Original Article
Hospital Readmission Rates Following AMI: Potential Interventions to Improve Efficiency
Abstract
Objectives: Quality of care utilization measures for patients admitted to the hospital with an acute myocardial infarction (AMI) include length of stay (LOS) and 30-day readmission rates. Our aim was to test whether efforts resulting in reduced LOS in patients diagnosed as having AMI would result in a higher risk of readmission within 30 days of hospital discharge and whether specific interventions could be targeted to reduce readmissions.Methods: Using data supplied by the Veterans Affairs Inpatient Evaluation Center, we analyzed both the readmissions within 30 days of an AMI and LOS and determined the timing of readmissions and associated diagnoses.
Results: During 2013–2015, 35 (13.3%) of 263 patients with AMI were readmitted within 30 days of discharge compared with 19 (13.4%) of 142 patients during 2016 (not significant). During the same time, LOS was <3 days in most patients. From 2013 to 2015, the initial hospital time was 6 ± 6 days, whereas time out of the hospital before readmission was 11 ± 8 days; these times did not differ from 2016. Initial therapeutic decisions were based on coronary anatomy in >90% of patients with a decision to proceed with revascularization in most patients. Diagnoses during readmission to the hospital were also similar during early and later time periods and most frequently were a result of either coronary artery bypass grafting–related complications from the initial hospitalization or elective coronary artery bypass grafting. Acute coronary syndrome–related diagnoses and recurrent noncardiac causes of chest pain also were common diagnoses during both time periods and did not involve extensive workup during the readmission.

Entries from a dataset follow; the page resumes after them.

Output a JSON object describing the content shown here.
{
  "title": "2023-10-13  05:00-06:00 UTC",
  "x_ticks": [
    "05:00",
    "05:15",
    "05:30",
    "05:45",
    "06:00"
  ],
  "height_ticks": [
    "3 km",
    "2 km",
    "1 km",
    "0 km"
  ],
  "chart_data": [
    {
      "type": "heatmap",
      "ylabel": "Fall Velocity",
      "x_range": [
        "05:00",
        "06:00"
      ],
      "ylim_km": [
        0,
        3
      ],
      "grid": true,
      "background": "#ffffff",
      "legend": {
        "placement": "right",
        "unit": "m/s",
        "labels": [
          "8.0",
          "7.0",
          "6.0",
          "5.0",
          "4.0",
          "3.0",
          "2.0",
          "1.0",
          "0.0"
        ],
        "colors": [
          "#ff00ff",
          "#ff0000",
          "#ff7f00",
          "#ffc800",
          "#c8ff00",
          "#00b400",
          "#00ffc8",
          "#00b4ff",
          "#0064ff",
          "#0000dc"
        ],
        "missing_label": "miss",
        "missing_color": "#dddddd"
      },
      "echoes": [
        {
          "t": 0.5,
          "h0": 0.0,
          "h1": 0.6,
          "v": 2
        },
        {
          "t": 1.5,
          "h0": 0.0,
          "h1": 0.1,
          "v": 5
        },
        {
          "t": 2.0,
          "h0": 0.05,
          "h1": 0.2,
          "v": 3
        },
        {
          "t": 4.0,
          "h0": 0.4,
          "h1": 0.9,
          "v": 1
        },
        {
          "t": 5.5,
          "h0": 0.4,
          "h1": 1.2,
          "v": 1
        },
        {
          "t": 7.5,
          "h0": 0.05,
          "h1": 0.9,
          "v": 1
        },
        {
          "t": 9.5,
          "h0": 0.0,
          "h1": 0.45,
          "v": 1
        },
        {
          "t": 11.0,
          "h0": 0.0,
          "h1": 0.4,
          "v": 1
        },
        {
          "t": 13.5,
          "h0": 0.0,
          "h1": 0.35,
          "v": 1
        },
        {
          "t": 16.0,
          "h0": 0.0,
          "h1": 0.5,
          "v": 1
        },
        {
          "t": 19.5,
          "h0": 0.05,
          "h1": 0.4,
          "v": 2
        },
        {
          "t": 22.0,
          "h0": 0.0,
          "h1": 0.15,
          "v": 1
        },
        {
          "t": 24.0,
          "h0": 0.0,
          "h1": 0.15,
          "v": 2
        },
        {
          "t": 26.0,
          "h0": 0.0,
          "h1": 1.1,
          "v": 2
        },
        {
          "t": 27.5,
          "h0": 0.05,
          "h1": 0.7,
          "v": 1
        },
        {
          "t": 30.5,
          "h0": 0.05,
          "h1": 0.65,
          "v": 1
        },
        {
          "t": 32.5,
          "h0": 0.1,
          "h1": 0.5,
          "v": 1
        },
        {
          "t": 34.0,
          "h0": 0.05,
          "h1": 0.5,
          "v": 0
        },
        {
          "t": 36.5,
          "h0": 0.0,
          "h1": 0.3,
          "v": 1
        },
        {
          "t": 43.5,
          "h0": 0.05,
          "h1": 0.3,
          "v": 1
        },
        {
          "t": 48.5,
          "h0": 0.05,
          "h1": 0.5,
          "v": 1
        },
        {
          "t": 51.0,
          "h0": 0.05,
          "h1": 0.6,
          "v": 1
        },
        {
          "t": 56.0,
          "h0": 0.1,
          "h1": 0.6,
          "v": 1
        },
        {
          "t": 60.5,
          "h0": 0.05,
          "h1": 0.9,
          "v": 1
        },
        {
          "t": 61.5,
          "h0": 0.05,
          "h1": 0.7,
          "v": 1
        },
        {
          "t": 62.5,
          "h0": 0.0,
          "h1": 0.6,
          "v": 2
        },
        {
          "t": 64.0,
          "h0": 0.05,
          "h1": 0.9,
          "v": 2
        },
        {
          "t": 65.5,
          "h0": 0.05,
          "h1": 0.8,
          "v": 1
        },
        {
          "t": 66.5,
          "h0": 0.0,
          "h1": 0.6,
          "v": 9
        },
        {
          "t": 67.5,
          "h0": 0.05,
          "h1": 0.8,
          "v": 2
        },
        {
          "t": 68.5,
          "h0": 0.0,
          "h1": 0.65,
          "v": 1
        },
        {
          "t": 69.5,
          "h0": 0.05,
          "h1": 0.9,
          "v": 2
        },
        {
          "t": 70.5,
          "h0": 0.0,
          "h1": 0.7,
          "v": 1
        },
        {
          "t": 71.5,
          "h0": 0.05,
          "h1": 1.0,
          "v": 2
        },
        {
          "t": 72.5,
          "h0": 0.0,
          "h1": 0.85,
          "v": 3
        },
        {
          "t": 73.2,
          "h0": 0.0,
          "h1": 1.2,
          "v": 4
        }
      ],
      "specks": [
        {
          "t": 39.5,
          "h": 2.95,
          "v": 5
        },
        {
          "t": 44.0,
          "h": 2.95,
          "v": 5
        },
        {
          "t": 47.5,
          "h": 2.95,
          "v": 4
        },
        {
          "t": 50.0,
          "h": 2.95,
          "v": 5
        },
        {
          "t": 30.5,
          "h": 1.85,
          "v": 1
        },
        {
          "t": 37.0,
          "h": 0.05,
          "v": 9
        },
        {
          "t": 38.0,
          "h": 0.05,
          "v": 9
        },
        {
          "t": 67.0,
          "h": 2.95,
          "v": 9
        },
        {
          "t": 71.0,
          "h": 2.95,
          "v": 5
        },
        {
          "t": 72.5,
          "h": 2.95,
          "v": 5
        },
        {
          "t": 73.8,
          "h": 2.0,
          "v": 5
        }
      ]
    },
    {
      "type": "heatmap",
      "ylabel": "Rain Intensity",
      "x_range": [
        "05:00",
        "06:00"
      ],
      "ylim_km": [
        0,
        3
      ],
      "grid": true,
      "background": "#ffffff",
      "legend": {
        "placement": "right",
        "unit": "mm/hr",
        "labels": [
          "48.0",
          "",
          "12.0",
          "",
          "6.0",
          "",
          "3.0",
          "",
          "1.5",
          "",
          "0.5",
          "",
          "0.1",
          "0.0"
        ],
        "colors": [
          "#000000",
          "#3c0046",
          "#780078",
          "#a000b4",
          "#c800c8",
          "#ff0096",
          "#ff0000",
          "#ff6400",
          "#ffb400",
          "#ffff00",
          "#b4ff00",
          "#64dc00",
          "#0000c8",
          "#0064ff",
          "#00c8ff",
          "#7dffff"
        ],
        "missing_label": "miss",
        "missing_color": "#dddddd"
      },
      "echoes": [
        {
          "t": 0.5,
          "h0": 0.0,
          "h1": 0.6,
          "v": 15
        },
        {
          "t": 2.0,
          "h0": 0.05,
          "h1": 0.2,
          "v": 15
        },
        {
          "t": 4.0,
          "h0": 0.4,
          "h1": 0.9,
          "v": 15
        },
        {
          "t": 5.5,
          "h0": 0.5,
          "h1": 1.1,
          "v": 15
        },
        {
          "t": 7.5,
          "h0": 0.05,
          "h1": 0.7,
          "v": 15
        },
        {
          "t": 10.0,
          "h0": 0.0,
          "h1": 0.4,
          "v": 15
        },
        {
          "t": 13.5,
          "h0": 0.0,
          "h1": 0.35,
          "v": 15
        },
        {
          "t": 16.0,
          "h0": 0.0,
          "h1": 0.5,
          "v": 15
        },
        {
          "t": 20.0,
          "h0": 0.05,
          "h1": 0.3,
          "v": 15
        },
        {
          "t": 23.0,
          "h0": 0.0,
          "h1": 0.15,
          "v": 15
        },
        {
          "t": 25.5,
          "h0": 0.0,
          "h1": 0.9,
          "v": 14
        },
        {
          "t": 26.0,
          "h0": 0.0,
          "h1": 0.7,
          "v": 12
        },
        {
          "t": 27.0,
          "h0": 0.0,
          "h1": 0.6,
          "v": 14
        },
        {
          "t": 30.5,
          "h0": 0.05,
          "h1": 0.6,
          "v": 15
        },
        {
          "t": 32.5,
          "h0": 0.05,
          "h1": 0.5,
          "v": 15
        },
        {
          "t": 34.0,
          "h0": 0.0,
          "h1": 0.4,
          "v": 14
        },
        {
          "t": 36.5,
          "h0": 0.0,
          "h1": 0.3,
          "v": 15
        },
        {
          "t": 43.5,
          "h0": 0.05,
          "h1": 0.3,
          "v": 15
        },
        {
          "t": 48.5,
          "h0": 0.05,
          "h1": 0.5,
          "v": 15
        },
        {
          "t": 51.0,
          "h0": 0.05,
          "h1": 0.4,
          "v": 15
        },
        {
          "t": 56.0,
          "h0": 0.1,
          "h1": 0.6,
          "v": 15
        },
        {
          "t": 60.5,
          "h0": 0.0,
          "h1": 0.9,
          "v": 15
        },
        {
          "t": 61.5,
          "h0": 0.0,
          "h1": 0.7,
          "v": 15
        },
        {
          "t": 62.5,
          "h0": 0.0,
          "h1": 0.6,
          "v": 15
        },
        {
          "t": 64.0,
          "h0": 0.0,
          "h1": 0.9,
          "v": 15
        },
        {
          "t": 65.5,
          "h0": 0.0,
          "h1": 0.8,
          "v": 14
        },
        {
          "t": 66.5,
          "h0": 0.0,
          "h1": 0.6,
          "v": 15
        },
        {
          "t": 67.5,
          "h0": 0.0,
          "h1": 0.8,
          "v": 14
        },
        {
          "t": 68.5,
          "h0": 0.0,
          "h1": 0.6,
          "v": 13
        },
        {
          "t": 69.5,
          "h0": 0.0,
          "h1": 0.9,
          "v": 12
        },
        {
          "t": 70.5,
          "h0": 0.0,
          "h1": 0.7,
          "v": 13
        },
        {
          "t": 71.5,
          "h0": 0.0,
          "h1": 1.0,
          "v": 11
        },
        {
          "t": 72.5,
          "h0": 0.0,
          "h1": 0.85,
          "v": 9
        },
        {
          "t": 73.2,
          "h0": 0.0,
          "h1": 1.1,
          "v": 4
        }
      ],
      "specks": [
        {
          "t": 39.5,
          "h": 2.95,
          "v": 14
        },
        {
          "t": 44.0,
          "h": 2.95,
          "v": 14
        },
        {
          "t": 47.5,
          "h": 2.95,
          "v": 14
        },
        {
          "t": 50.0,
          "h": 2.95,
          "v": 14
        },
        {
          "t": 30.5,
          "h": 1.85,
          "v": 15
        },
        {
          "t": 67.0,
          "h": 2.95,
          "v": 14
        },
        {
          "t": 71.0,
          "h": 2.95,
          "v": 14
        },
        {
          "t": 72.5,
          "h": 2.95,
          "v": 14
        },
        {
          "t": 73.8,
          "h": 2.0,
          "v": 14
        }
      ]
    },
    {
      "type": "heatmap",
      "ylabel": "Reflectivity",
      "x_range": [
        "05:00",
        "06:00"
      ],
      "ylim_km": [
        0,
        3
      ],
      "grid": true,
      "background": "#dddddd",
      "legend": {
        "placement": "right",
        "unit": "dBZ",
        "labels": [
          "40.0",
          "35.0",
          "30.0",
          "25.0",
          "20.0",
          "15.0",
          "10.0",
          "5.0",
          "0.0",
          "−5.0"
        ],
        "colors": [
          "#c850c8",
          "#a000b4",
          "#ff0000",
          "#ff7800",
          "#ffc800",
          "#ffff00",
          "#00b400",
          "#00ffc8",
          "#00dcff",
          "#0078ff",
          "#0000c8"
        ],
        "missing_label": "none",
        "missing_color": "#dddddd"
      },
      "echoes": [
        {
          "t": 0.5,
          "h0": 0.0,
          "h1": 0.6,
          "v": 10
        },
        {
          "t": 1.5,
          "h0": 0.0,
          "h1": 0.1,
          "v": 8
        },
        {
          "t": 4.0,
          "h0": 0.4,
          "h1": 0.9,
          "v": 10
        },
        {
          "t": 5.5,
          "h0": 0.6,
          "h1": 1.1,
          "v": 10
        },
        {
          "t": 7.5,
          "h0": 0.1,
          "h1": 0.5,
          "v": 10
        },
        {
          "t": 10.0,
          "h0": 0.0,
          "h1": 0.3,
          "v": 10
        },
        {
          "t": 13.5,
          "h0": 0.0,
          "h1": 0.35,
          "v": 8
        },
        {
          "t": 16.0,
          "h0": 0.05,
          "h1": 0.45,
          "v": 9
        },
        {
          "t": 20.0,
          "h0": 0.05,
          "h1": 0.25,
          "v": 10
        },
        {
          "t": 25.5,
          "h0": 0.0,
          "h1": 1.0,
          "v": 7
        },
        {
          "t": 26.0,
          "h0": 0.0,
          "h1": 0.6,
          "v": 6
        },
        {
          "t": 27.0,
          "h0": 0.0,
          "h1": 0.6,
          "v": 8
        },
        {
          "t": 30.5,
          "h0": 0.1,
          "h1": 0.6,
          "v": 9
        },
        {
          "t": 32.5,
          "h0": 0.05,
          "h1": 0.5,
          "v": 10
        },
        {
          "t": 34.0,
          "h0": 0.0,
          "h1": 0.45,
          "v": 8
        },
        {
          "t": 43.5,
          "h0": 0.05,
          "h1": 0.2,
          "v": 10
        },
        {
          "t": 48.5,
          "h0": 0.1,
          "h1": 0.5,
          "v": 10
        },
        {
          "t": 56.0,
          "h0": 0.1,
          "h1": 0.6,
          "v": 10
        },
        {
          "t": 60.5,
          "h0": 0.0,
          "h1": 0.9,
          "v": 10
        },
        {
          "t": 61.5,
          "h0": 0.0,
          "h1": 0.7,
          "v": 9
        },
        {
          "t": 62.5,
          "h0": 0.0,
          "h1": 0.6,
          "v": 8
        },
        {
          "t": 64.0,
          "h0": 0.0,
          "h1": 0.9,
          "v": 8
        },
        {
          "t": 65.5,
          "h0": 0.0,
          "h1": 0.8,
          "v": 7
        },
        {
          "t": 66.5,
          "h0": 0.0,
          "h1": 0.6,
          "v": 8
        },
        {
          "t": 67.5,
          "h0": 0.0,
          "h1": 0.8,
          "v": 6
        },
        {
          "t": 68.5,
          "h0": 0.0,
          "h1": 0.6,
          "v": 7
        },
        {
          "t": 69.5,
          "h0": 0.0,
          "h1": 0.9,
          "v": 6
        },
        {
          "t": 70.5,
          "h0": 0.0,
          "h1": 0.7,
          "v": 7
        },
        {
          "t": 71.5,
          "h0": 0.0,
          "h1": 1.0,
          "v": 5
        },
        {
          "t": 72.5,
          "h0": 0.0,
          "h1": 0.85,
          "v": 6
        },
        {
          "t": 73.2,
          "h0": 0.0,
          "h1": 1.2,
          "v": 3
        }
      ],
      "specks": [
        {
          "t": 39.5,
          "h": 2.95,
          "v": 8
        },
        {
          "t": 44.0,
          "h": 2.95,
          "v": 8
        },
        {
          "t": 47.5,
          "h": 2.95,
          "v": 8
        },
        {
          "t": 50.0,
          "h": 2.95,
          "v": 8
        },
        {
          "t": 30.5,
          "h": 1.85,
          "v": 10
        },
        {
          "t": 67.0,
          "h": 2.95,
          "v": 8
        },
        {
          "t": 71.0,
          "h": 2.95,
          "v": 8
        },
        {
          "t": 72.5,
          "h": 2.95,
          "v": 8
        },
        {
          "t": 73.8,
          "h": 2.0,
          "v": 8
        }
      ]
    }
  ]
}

Conclusions: Readmissions for patients with AMI were stable during a 4-year period, at a time that efforts to reduce LOS were emphasized. Because a significant proportion of readmissions involved noncardiac sources of chest pain, improved communication between the emergency department and in-patient cardiology services at the time of triage may be a feasible way to improve efficiency of utilization.